Converting long-range entanglement into mixture: tensor-network approach to local equilibration

M Frías-Pérez, L Tagliacozzo, MC Bañuls
In the out-of-equilibrium evolution induced by a quench, fast degrees of freedom generate long-range entanglement that is hard to encode with standard tensor networks. However, local observables only sense such long-range correlations through their contribution to the reduced local state as a mixture. We present a tensor network method that identifies such long-range entanglement and efficiently transforms it into mixture, much easier to represent. In this way, we obtain an effective description of the time-evolved state as a density matrix that captures the long-time behavior of local operators with finite computational resources.

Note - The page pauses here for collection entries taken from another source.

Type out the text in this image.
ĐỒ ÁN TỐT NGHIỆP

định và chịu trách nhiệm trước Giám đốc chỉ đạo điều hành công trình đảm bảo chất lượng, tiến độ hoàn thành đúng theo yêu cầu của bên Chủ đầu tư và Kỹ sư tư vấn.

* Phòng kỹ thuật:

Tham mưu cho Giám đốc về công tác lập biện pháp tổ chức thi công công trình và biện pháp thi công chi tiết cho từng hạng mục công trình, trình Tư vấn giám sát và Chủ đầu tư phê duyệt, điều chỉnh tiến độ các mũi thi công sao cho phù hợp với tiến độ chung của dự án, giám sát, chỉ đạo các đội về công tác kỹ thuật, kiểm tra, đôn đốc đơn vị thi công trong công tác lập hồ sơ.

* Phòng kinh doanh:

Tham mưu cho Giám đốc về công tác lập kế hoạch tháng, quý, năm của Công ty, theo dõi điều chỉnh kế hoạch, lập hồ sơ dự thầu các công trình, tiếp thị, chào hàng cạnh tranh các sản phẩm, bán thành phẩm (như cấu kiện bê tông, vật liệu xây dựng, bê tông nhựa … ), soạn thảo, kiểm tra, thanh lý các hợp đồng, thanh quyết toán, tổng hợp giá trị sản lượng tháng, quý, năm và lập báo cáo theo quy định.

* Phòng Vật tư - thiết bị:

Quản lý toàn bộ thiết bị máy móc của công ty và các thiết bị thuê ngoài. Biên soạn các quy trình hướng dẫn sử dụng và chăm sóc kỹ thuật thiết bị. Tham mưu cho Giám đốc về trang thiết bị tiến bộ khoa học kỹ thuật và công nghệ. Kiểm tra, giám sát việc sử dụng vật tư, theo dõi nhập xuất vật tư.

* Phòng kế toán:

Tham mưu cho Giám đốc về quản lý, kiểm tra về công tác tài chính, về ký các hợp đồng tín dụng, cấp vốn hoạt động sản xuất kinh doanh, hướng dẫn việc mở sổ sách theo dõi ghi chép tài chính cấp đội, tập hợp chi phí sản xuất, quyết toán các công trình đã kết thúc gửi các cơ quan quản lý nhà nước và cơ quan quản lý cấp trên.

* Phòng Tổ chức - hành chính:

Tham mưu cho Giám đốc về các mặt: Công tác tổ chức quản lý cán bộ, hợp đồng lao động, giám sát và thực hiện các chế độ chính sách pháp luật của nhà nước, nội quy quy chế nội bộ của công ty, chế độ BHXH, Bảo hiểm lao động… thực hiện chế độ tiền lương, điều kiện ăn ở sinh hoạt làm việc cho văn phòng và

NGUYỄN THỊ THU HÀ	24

Spectral Properties of 1+1D Abelian Higgs model

Titas Chanda, Marcello Dalmonte, Maciej Lewenstein, Jakub Zakrzewski, Luca Tagliacozzo
The presence of gauge symmetry in 1+1 dimensions is known to be redundant, since it does not imply the existence of dynamical gauge bosons. As a consequence, in the continuum, the Abelian-Higgs model (i.e., the theory of bosonic matter interacting with photons) just possesses a single phase, as the higher-dimensional Higgs and Coulomb phases are connected via nonperturbative effects. However, recent research published in Phys. Rev. Lett. 128, 090601 (2022) has revealed an unexpected phase transition when the system is discretized on the lattice. This transition is described by a conformal field theory with a central charge of c=3/2. In this paper, we aim to characterize the two components of this c=3/2 theory—namely the free Majorana fermionic and bosonic parts—through equilibrium and out-of-equilibrium spectral analyses.